Ultraviolet keratitis often occurs at high altitudes where there is highly reflective snow. It is termed radiation keratitis and snow blindness if it occurs due to reflection from the snow. Sunlight reflecting off of sand and water further increases exposure to ultraviolet (UV) radiation and can cause ultraviolet keratitis. The condition may also occur with a solar eclipse or by lightning, although these circumstances are very rare.
Artificial sources of UV radiation also cause corneal damage. Injury from a welder's arc commonly is known as flash burn, welder's flash, or arc eye. Other sources of UV radiation injury include suntanning beds, carbon arcs, photographic flood lamps, lightning, electric sparks, and halogen desk lamps.
Symptoms of ultraviolet keratitis include:
Sensation that there is a foreign body in the eye.
Increased sensitivity to bright light.
Examination of the lids and conjunctiva may reveal varying lid edema and conjunctival hyperemia.
Physician usually performs a standard slit lamp examination (SLE) with prior application of proparacaine. Fluorescein staining reveals superficial punctate epithelial surface irregularities, which usually cover the entire surface of the cornea. This condition is usually referred to as superficial punctate keratitis (SPK). If the patient's eyelid was partially closed during the exposure, a well-demarcated line separates normal from damaged corneal epithelium. Involvement of the lens is rare and occurs only after intense exposure.
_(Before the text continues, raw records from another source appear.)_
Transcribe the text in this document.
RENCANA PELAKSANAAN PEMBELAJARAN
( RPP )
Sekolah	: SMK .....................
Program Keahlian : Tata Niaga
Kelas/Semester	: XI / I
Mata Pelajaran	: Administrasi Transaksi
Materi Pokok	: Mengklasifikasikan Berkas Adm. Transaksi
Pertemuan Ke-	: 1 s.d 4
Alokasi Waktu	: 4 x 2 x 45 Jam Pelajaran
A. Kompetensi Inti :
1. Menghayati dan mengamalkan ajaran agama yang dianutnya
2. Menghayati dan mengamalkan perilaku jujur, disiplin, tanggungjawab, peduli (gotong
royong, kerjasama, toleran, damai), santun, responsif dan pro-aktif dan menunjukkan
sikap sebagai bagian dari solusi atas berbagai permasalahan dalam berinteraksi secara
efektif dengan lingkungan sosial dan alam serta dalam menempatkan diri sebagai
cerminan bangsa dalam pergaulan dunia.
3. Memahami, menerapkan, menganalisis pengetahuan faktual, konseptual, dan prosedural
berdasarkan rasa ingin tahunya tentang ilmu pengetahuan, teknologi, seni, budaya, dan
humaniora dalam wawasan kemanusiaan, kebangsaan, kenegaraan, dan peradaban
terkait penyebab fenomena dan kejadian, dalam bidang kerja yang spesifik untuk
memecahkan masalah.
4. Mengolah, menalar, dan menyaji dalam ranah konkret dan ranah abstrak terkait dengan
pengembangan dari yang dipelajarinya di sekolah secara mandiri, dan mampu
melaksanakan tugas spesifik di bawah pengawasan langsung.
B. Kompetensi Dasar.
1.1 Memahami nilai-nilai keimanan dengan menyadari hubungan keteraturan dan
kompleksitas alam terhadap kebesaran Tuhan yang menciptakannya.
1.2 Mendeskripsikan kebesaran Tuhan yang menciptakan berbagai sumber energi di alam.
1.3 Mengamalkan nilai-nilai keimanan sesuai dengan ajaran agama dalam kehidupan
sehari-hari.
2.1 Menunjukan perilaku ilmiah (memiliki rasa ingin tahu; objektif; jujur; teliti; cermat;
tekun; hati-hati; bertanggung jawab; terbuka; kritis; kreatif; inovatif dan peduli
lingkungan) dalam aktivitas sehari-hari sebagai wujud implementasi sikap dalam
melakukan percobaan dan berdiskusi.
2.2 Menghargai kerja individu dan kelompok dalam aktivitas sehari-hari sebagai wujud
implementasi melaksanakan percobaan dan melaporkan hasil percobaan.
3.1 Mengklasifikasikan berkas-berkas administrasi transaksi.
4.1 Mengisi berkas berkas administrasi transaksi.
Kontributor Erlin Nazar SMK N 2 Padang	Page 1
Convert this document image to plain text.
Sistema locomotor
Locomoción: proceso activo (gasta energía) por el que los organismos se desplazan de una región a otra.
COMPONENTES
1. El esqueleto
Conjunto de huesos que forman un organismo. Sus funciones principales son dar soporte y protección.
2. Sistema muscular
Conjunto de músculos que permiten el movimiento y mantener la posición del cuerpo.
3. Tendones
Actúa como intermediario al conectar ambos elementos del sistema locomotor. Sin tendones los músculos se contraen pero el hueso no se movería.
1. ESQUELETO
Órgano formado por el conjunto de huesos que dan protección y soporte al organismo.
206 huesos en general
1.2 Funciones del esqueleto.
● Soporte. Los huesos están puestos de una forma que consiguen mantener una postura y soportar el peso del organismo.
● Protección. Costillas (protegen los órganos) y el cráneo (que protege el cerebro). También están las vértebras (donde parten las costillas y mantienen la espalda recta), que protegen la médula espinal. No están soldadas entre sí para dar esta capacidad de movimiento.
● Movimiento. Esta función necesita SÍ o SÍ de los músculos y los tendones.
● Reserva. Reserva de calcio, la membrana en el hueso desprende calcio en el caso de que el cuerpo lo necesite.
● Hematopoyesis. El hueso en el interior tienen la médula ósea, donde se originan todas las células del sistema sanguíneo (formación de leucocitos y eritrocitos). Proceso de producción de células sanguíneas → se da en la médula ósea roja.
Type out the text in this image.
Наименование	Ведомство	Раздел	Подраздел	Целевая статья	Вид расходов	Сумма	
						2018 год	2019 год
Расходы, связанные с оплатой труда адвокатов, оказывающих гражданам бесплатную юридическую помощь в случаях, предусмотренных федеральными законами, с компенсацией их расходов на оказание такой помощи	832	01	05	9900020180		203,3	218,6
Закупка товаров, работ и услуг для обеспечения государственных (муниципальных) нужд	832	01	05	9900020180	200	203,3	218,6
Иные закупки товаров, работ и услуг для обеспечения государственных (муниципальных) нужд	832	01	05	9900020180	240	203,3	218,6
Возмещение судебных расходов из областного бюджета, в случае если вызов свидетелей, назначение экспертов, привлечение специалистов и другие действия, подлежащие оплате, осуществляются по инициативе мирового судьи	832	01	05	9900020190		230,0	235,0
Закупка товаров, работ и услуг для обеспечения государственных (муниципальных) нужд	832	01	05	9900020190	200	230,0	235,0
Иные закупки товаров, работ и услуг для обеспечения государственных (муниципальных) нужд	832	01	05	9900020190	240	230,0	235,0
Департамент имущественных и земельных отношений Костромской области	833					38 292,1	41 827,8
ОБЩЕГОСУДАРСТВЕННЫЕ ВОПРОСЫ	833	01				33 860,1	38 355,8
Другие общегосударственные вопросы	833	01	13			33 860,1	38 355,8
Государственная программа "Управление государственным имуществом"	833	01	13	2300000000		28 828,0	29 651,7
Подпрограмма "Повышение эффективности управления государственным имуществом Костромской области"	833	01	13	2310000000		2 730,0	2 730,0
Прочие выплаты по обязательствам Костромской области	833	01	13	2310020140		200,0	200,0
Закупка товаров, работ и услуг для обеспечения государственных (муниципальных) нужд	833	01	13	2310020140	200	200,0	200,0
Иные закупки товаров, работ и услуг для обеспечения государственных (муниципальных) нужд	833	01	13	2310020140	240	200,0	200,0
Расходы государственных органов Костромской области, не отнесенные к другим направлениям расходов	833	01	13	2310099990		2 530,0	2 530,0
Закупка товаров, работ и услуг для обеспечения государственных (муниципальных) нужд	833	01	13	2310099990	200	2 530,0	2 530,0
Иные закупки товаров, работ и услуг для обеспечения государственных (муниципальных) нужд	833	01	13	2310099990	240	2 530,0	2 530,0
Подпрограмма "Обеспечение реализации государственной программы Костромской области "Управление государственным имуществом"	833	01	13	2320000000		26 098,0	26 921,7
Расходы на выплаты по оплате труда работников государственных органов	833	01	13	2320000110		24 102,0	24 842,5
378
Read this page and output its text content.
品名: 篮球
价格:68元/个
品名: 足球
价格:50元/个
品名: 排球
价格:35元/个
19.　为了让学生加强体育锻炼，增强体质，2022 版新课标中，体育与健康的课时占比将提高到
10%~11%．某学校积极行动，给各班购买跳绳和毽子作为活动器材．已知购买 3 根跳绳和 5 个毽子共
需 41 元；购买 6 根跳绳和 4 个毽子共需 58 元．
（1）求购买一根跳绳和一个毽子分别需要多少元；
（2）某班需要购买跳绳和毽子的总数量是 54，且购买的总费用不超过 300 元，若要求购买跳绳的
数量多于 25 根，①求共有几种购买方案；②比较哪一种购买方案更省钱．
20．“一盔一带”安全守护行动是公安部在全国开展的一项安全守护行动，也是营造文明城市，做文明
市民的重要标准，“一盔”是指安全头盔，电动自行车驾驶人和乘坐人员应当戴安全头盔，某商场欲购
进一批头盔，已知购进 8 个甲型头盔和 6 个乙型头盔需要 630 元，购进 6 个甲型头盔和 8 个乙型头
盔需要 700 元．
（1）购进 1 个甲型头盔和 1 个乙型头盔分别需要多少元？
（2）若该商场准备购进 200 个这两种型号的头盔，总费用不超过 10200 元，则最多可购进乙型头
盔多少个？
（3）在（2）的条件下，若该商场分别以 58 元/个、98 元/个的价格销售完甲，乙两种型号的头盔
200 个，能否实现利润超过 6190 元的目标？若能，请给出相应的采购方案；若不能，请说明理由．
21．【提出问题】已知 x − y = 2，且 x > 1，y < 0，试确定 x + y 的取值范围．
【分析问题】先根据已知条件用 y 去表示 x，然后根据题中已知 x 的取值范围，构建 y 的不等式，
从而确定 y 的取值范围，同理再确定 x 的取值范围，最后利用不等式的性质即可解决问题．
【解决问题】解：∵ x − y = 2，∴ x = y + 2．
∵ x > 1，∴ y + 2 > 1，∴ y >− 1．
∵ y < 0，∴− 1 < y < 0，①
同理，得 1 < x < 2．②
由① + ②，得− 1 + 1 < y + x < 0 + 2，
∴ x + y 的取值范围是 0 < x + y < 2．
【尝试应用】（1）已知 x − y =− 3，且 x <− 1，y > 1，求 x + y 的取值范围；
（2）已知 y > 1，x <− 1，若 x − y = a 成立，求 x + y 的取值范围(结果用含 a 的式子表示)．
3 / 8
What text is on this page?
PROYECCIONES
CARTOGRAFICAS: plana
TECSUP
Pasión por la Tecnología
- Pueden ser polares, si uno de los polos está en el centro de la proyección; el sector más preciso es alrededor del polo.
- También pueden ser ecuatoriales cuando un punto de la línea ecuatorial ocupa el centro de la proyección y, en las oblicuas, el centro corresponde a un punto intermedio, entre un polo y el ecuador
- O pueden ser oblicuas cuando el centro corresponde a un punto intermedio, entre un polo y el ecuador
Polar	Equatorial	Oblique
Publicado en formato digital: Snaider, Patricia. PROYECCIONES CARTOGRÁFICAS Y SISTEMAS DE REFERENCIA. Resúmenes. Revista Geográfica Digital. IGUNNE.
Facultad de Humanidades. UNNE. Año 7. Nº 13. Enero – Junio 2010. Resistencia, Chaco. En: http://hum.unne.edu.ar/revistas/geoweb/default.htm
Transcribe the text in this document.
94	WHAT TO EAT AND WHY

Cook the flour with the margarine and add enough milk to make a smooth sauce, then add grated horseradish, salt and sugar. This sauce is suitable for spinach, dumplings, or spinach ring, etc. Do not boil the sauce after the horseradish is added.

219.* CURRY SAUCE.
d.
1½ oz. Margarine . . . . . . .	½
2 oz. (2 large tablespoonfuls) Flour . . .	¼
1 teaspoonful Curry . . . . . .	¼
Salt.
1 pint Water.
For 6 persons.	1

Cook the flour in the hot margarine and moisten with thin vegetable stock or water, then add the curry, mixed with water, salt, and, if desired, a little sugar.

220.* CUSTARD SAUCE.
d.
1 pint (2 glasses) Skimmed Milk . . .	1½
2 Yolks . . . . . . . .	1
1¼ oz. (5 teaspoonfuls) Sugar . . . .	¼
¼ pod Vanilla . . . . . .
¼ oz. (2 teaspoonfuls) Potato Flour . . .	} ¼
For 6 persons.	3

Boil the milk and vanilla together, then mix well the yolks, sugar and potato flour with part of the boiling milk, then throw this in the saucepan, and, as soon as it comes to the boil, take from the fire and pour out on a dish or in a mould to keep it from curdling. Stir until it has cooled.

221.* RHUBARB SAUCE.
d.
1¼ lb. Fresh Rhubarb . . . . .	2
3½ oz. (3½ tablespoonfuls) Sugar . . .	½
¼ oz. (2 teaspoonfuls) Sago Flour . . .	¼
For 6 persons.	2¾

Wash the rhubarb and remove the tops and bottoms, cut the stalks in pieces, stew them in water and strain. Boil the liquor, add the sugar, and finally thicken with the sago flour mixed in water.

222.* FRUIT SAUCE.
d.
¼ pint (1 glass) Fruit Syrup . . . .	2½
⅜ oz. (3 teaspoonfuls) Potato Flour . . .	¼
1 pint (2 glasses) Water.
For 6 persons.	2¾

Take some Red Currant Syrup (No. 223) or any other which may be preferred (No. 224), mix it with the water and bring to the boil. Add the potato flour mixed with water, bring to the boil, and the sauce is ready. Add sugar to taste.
Home care for ultraviolet keratitis includes:
Avoid exposure to bright light.
The more severely affected eye should be patched, and the patient instructed to apply a patch to the less affected eye at home.
A pain medication can be prescribed.
Follow-up is recommended to ensure epithelial healing.
An antibiotic drop or ointment (e.g., Vigamox®) should be instilled along with a cycloplegic agent (e.g., Cyclogyl®1%).
NOTE: The above information is educational purpose. The information provided herein should not be used during any medical emergency or for the diagnosis or treatment of any medical condition.
DISCLAIMER: This information should not substitute for seeking responsible, professional medical care.